The Investigation found that although the technical data sheets used in response to the report of a hard landing - which included an explanatory overview of the processes to apply in the form of a flowchart - had referred to the AMM, their logic was not consistent with the content of the AMM or the version of the ACMS which was installed on the aircraft.

It was noted that although both members of the operating flight crew were experienced in proportion to rank and both had landed at Caracas on six previous occasions, both had relatively limited experience on the A330. It was established noted that the increase in the rate of descent below 500 feet agl prior to the hard landing had been the result of variation in wind velocity which, combined with a pitch down input by the PF, had caused an increase in the vertical speed after which “the absence of thrust adjustment led to a reduction in airspeed”.

It was concluded that the Cause of the hard landing was “the continuation of the landing although the trajectory deviations should have led to a go-around”. It was also concluded that a Contributory Factor has been “the work load generated by piloting without the assistance of the A/T in degraded meteorological conditions”.

It was further noted that “this hard landing (had) caused the implosion, undetected on the ground during the stopover, of the right landing gear damper fixed piston (which) made landing gear retraction impossible during the return flight”. It concluded that it was “the use of inadequate Air France technical data sheets which were in effect on the day of the event and the absence of a “Load 15” report” which meant that the damage caused by the hard landing was not detected which “led to the departure of a commercial flight with a substantially damaged aeroplane”.

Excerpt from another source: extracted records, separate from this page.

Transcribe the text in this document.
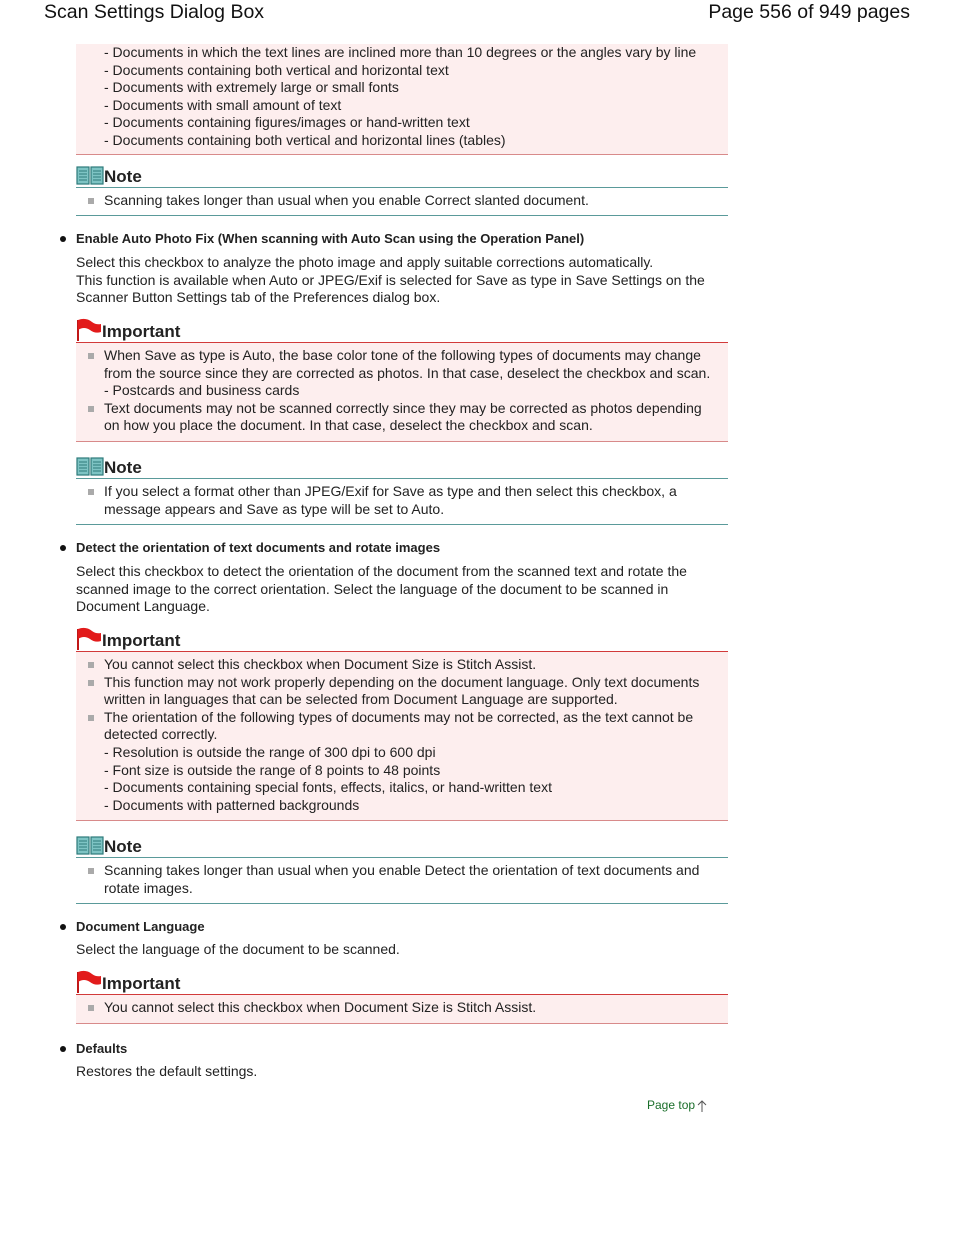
Scan Settings Dialog Box	Page 556 of 949 pages
- Documents in which the text lines are inclined more than 10 degrees or the angles vary by line
- Documents containing both vertical and horizontal text
- Documents with extremely large or small fonts
- Documents with small amount of text
- Documents containing figures/images or hand-written text
- Documents containing both vertical and horizontal lines (tables)
Note
Scanning takes longer than usual when you enable Correct slanted document.
Enable Auto Photo Fix (When scanning with Auto Scan using the Operation Panel)
Select this checkbox to analyze the photo image and apply suitable corrections automatically.
This function is available when Auto or JPEG/Exif is selected for Save as type in Save Settings on the
Scanner Button Settings tab of the Preferences dialog box.
Important
When Save as type is Auto, the base color tone of the following types of documents may change
from the source since they are corrected as photos. In that case, deselect the checkbox and scan.
- Postcards and business cards
Text documents may not be scanned correctly since they may be corrected as photos depending
on how you place the document. In that case, deselect the checkbox and scan.
Note
If you select a format other than JPEG/Exif for Save as type and then select this checkbox, a
message appears and Save as type will be set to Auto.
Detect the orientation of text documents and rotate images
Select this checkbox to detect the orientation of the document from the scanned text and rotate the
scanned image to the correct orientation. Select the language of the document to be scanned in
Document Language.
Important
You cannot select this checkbox when Document Size is Stitch Assist.
This function may not work properly depending on the document language. Only text documents
written in languages that can be selected from Document Language are supported.
The orientation of the following types of documents may not be corrected, as the text cannot be
detected correctly.
- Resolution is outside the range of 300 dpi to 600 dpi
- Font size is outside the range of 8 points to 48 points
- Documents containing special fonts, effects, italics, or hand-written text
- Documents with patterned backgrounds
Note
Scanning takes longer than usual when you enable Detect the orientation of text documents and
rotate images.
Document Language
Select the language of the document to be scanned.
Important
You cannot select this checkbox when Document Size is Stitch Assist.
Defaults
Restores the default settings.
Page top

Safety Action taken by Air France was noted as including the revocation of the two Company “Technical Data Sheets” to which reference had been made in place of a proper inspection and the subsequent application of the relevant AMM procedures which it would have triggered.

One Safety Recommendation was issued as a result of the Investigation as follows:

  • that Airbus ensure that the chapters in the AMM relating to hard landings of aeroplanes equipped with the “Hard landing” report generation function take into consideration the absence of Load 15 reports, specifically by integrating flow charts useful to establishing a diagnosis. [FRAN-2013-062]

The Final Report was published in English translation in December 2013 after earlier publication in French in September 2013.